What's a download?Here are a few things that might increment that counter:
- Manual download from the web page
- Adding a new package in Visual Studio
- Adding a new package in Visual Studio Code
- nuget install from the command line
- dotnet restore for a project locally
- dotnet restore in a Continuous Integration system testing a PR
- dotnet restore in a CI system testing a merged PR
All of them sound plausible, but it's also possible that they wouldn't increment the counter:
- I might have a package in my NuGet cache locally
- A CI system might have its own global package cache
- A CI system might use a mirror service somehow
So what does the number really mean? Some set of coincidences in terms of developer behavior and project lifetime? One natural reaction to this is "The precise meaning of the number doesn't matter, but bigger is better." I'd suggest that's overly complacent.
Suppose I'm right that some CI systems have a package cache, but others don't. Suppose we look at packages X and Y which have download numbers of 1000 and 100,000 respectively. (Let's ignore
which versions those are for, or how long those versions have been out.) Does that mean Y's usage is "better" than X's in some way? Not necessarily. Maybe it means there's a single actively-developed
open source project using Y and a CI system that doesn't have a NuGet cache (and configured to build each PR on each revision), whereas maybe there are a thousand entirely separate projects using
X, but all using a CI system that just serves up a single version from a cache for everything.
Of course, that's an extreme position. It's reasonable to suggest that on average, if package Y has larger download numbers than package X, then it's likely to be more widely used" but can we
do better?
Imagine we had perfect information: a view into every machine on the planet, and every operation any of them performed. What number would we want to report? What does it mean for a package to be "popular" or "widely used"?
Maybe we should think in terms of "number of projects that use package X". Let's consider some situations:
- A project created to investigate a problem, and then gets deleted. Never even committed to source control system.
- A project which is created and committed to source control, but never used.
- A project created and in production use, maintained by 1 person.
- A project created and in production use, maintained by a team of
100 people. - A project created by 1 person, but then forked by 10 people and
never merged. - A project created on github by 1 person, and forked by 10 people on github, with them repeatedly creating branches and merging back into the original repo.
- A project which doesn't use package X directly, but uses package Y that depends on package X.
If those all happened for the same package, what number would you want each of those projects to contribute to the package usage?
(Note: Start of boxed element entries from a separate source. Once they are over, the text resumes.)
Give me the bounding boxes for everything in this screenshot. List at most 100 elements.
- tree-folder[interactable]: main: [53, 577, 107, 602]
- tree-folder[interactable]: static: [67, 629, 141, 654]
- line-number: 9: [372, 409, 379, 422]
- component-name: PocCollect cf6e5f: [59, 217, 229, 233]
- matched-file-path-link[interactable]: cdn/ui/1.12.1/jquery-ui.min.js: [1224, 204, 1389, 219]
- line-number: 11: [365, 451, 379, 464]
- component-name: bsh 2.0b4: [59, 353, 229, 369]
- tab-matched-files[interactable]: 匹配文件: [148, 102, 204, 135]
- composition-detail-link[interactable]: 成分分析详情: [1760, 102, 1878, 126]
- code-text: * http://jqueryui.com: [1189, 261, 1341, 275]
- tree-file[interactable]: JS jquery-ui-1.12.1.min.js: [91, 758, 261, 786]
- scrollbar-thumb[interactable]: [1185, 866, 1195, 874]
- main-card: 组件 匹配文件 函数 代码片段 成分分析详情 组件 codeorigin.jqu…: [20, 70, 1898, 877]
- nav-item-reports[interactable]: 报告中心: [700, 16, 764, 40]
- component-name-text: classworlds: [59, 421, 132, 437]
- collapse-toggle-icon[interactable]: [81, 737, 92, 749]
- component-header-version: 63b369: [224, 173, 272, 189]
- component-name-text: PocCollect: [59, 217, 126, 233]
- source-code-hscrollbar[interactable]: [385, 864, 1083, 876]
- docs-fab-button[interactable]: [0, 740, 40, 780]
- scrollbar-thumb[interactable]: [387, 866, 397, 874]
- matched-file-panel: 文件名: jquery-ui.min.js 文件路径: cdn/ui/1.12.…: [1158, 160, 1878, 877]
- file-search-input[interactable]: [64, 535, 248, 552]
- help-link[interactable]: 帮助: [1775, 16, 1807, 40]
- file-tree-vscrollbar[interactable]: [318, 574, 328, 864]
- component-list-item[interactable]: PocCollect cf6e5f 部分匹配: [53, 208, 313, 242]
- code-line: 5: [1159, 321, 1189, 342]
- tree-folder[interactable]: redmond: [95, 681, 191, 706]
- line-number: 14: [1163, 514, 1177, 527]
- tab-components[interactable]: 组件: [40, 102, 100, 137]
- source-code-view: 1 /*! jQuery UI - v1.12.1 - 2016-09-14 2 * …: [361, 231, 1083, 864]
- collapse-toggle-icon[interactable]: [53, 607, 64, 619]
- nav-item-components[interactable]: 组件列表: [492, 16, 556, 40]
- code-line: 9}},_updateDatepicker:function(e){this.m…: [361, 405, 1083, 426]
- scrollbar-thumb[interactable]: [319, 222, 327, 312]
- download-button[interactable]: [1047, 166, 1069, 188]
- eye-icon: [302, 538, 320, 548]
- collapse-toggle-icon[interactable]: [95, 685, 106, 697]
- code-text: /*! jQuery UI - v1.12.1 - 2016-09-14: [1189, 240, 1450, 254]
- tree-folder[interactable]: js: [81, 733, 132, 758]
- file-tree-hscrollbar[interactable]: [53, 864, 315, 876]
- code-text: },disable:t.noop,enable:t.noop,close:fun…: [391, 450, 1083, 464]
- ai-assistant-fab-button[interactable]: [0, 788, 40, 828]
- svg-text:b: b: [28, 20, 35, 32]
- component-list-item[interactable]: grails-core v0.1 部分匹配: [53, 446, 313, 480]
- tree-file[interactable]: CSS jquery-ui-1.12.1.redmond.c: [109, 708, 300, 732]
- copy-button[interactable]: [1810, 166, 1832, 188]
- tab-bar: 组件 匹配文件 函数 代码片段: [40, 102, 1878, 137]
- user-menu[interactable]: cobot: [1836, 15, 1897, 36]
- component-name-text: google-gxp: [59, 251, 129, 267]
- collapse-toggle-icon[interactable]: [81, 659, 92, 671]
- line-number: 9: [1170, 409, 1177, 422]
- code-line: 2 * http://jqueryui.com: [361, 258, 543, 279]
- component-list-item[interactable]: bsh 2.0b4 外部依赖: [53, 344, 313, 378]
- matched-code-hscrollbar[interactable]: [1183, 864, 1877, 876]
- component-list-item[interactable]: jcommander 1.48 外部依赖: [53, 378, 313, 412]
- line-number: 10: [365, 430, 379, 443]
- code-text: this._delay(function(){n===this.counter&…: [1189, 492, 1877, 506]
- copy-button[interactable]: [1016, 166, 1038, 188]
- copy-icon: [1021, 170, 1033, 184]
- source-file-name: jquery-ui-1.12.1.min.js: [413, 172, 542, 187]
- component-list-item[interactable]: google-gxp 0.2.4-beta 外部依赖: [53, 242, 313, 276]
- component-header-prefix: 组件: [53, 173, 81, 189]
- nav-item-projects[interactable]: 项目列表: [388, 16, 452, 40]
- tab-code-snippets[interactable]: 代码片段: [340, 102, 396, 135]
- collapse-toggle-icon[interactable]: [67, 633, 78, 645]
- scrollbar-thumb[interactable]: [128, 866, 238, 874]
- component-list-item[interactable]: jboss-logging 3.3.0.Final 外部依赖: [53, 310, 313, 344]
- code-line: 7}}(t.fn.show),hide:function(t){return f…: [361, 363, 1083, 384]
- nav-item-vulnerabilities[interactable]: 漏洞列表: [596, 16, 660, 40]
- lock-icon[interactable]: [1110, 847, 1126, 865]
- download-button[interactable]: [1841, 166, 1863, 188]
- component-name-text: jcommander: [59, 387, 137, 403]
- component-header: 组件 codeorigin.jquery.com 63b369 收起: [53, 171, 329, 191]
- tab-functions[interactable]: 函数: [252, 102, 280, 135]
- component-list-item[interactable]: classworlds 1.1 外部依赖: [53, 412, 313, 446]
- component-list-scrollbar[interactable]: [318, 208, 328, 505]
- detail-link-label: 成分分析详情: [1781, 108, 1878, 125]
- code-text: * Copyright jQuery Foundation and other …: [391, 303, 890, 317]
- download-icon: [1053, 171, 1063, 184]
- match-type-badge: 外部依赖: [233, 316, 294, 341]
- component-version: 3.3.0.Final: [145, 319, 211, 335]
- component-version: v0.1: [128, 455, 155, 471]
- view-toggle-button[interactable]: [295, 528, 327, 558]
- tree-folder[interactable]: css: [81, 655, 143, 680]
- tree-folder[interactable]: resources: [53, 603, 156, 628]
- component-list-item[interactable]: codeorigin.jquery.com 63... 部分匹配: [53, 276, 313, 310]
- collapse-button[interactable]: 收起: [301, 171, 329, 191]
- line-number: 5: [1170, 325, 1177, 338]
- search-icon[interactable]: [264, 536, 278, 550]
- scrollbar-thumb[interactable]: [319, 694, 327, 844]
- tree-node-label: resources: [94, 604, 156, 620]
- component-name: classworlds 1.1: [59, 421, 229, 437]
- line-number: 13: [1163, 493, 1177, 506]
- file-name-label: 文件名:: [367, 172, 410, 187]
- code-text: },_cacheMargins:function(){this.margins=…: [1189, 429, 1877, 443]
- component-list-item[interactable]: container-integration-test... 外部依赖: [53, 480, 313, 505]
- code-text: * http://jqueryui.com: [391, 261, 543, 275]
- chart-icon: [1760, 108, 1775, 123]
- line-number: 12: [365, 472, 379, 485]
One first-order approximation could be achieved with "take some hash of the name of the project and propagate it (even past caches) when installing a package". That would allow us to be reasonably confident in some measure of "how many differently-named projects depend on package X" which might at least feel slightly more reasonable, although it's unclear to me how throwaway projects would end up being represented. (Do people tend to use the same names as each other for throwaway projects? I bet Console1 and WindowsForms1 would be pretty popular")
That isn't a serious suggestion, by the way - it's not clear to me that hashing alone provides sufficient privacy protection, for a start. There are multiple further issues in terms of cache-busting, too. It's an interesting thought experiment.
What do I actually care about though?That's even assuming that "number of projects that use package X is a useful measure. It's not clear to me that it is.
As an open source contributor, there are two aspects I care about:
- How many people will I upset, and how badly, if I break something?
- How many people will I delight, and to what extent, if I implement a particular new feature?
It's not clear to me that any number is going to answer those questions for me.
So what do you care about? What would you want nuget.org to show if it could? What do you think would be reasonable for it to show in the real world with real world constraints?